I hated Yah Zimrati the first time I tried to learn the melody. I really did. It was about a 8 years ago, and the Karaite Jews of America was hosting a Shabbaton. If I recall correctly, it was the same weekend we announced to everyone that we’d be remodeling our synagogue. We had about 20 people in from out of town and we were extremely blessed to have Gal Shemuel visit us from Southern California. We were blessed until he tried to teach us the melody for Yah Zimrati.
It was the most difficult and complicated melody I’d ever heard. Repeating words and repeating lines and all this other melodic stuff that I still cannot wrap my head around. I fondly recall asking us to teach us Yah Zimrati because it was in the Blessing Book that Neria Haroeh had put together, and I didn’t know the melody. He taught us the melody and my head instantly wanted to explode. I then asked him to teach us another song, Matok Devar Torah, which was also in the blessings book, and I said, “It better not be nearly as complicated as Yah Zimrati.”
Here is the song to help orient you:
In time, I grew to love the song (almost entirely due to the above recording).
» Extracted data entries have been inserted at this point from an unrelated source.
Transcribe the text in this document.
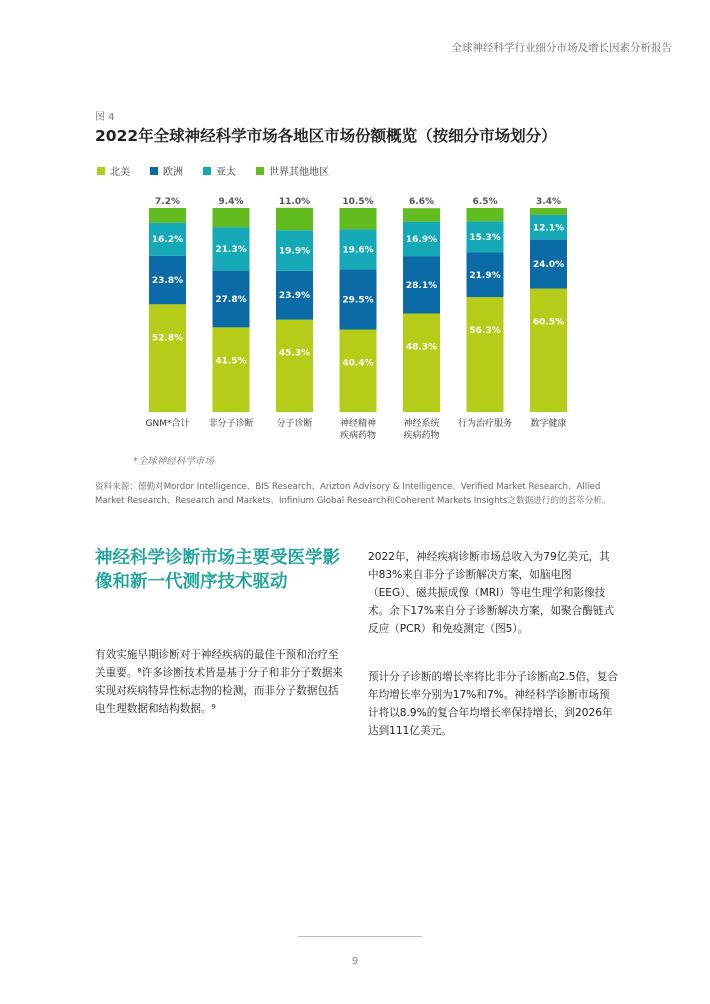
全球神经科学行业细分市场及增长因素分析报告
图 4
2022年全球神经科学市场各地区市场份额概览（按细分市场划分）
北美	欧洲	亚太	世界其他地区
52.8%
23.8%
16.2%
7.2%
GNM*合计
41.5%
27.8%
21.3%
9.4%
非分子诊断
45.3%
23.9%
19.9%
11.0%
分子诊断
40.4%
29.5%
19.6%
10.5%
神经精神
疾病药物
48.3%
28.1%
16.9%
6.6%
神经系统
疾病药物
56.3%
21.9%
15.3%
6.5%
行为治疗服务
60.5%
24.0%
12.1%
3.4%
数字健康
*全球神经科学市场
资料来源：德勤对Mordor Intelligence、BIS Research、Arizton Advisory & Intelligence、Verified Market Research、Allied Market Research、Research and Markets、Infinium Global Research和Coherent Markets Insights之数据进行的的荟萃分析。
神经科学诊断市场主要受医学影像和新一代测序技术驱动
有效实施早期诊断对于神经疾病的最佳干预和治疗至关重要。⁸许多诊断技术皆是基于分子和非分子数据来实现对疾病特异性标志物的检测，而非分子数据包括电生理数据和结构数据。⁹
2022年，神经疾病诊断市场总收入为79亿美元，其中83%来自非分子诊断解决方案，如脑电图（EEG）、磁共振成像（MRI）等电生理学和影像技术。余下17%来自分子诊断解决方案，如聚合酶链式反应（PCR）和免疫测定（图5）。
预计分子诊断的增长率将比非分子诊断高2.5倍，复合年均增长率分别为17%和7%。神经科学诊断市场预计将以8.9%的复合年均增长率保持增长，到2026年达到111亿美元。
9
In fact, during the early part of the pandemic, I would put my children on my knees and sing Yah Zimrati and go absolutely wild when we hit the third line of the chorus (“YOM HASHABBAT SHIMRU SHIMRU LACHEM!”). My son still asks me to do this with him. And it was the first song I learned to play on the Oud (also during the pandemic). I remember playing the first two notes and my daughter said “Yah Yah. Daddy’s playing Yah Yah on the Oud.” And my daughter absolutely loves Yovel Musa’s voice in the final stanza.
As much joy as the song has given me, we sadly, we don’t know who wrote the song. And The Karaite Press is offering a bounty of $1,000 (subject to any applicable taxes) to the first person who proves to me (in my sole discretion) who wrote the poem. Offer expires June 27, 2023. You have to allow me to publish your findings in any media whatsoever (podcast, blog, book, article, website, magazine, etc.).
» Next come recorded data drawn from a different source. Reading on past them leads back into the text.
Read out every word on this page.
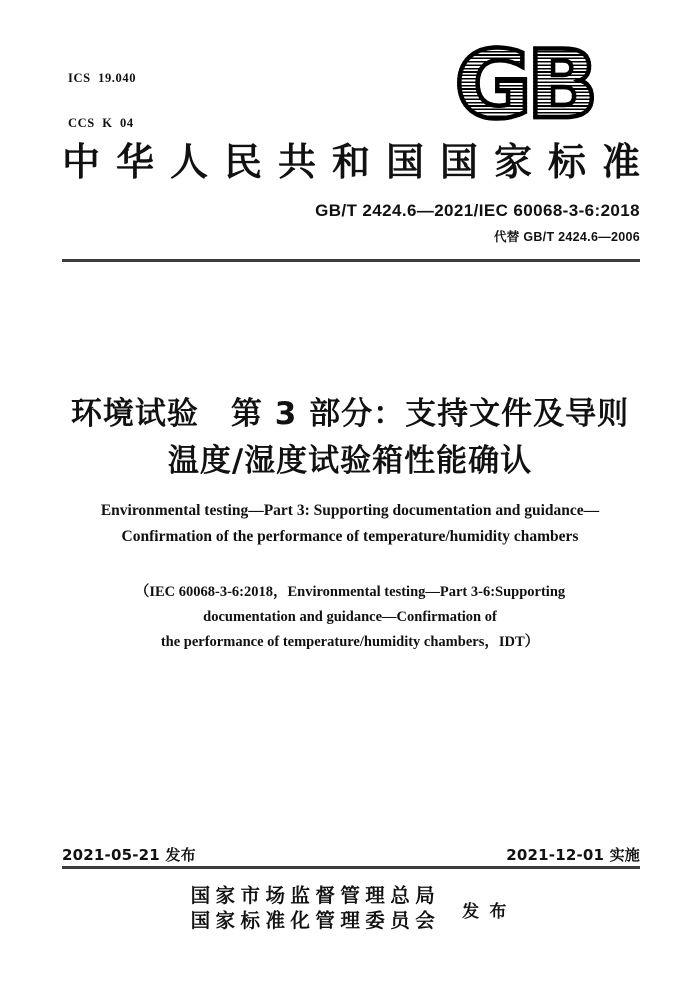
ICS  19.040

CCS  K  04

	GB
中华人民共和国国家标准
GB/T 2424.6—2021/IEC 60068-3-6:2018
代替 GB/T 2424.6—2006
环境试验　第 3 部分：支持文件及导则
温度/湿度试验箱性能确认
Environmental testing—Part 3: Supporting documentation and guidance—
Confirmation of the performance of temperature/humidity chambers
（IEC 60068-3-6:2018，Environmental testing—Part 3-6:Supporting
documentation and guidance—Confirmation of
the performance of temperature/humidity chambers，IDT）
2021-05-21 发布	2021-12-01 实施
国家市场监督管理总局
国家标准化管理委员会 发 布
We can assume with a high level of certainty it was written by someone named Yehudah, because the acrostic reads “Yehudah”. We know that it was in the first printed Karaite siddur – the Venice Siddur – so the person who wrote the song lived no later than 1528. Here is what we wrote about it in our upcoming book on Karaite songs. (This book won’t be available for a few months – may November, and there is still a little time for me to update it if we find the name of the author soon.)
My theory is that the poem was written by Yehudah Gibbor, a Karaite with strong Kabbalistic tendencies who was born around 1460. The theory is appealing to me because we know that a large part of Yehudah Gibbor’s works were published in the Venice Siddur and has been carried over to the Vilna Siddur (1891) (See Minhat Yehuda, Vilna Volume I, page 342).
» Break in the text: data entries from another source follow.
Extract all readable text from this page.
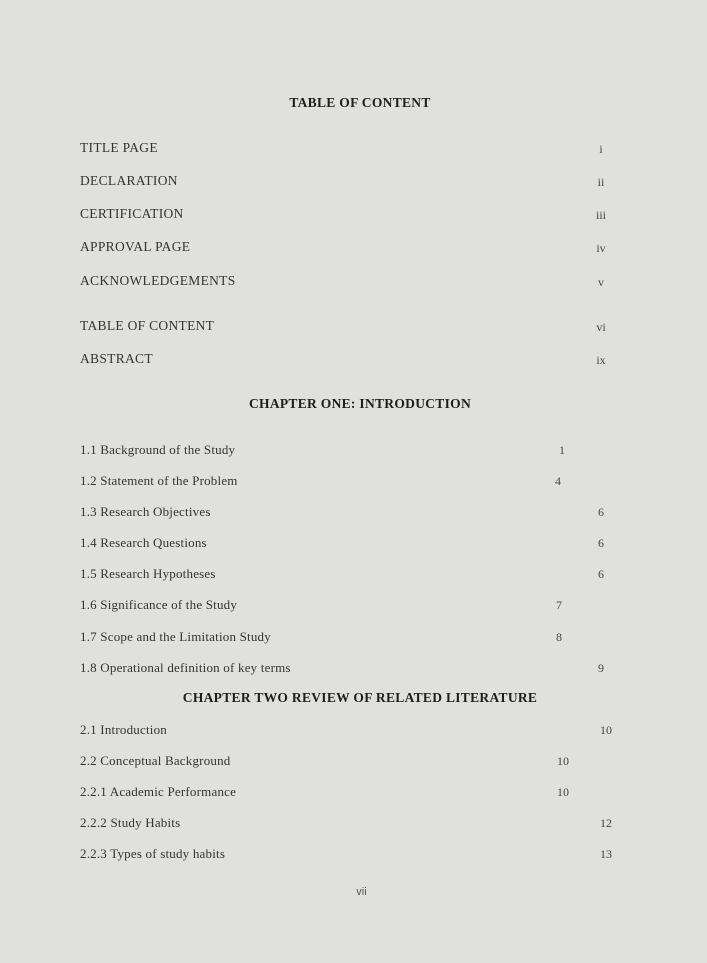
TABLE OF CONTENT
TITLE PAGE	i
DECLARATION	ii
CERTIFICATION	iii
APPROVAL PAGE	iv
ACKNOWLEDGEMENTS	v
TABLE OF CONTENT	vi
ABSTRACT	ix
CHAPTER ONE: INTRODUCTION
1.1 Background of the Study	1
1.2 Statement of the Problem	4
1.3 Research Objectives	6
1.4 Research Questions	6
1.5 Research Hypotheses	6
1.6 Significance of the Study	7
1.7 Scope and the Limitation Study	8
1.8 Operational definition of key terms	9
CHAPTER TWO REVIEW OF RELATED LITERATURE
2.1 Introduction	10
2.2 Conceptual Background	10
2.2.1 Academic Performance	10
2.2.2 Study Habits	12
2.2.3 Types of study habits	13
vii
So, I may have set this up on a tee for you. If so and it is in fact by Yehudah Gibbor, I’ll still pay the $1,000 (or, rather the Karaite Press will).
So have at it Manuscript Hunters. Do your thing.
Here is how to play it on the Oud:
I also want to thank and acknowledge Henry Mourad for encouraging me after I did the post regarding the last bounty. He thought it was a great idea and encouraged me to do more.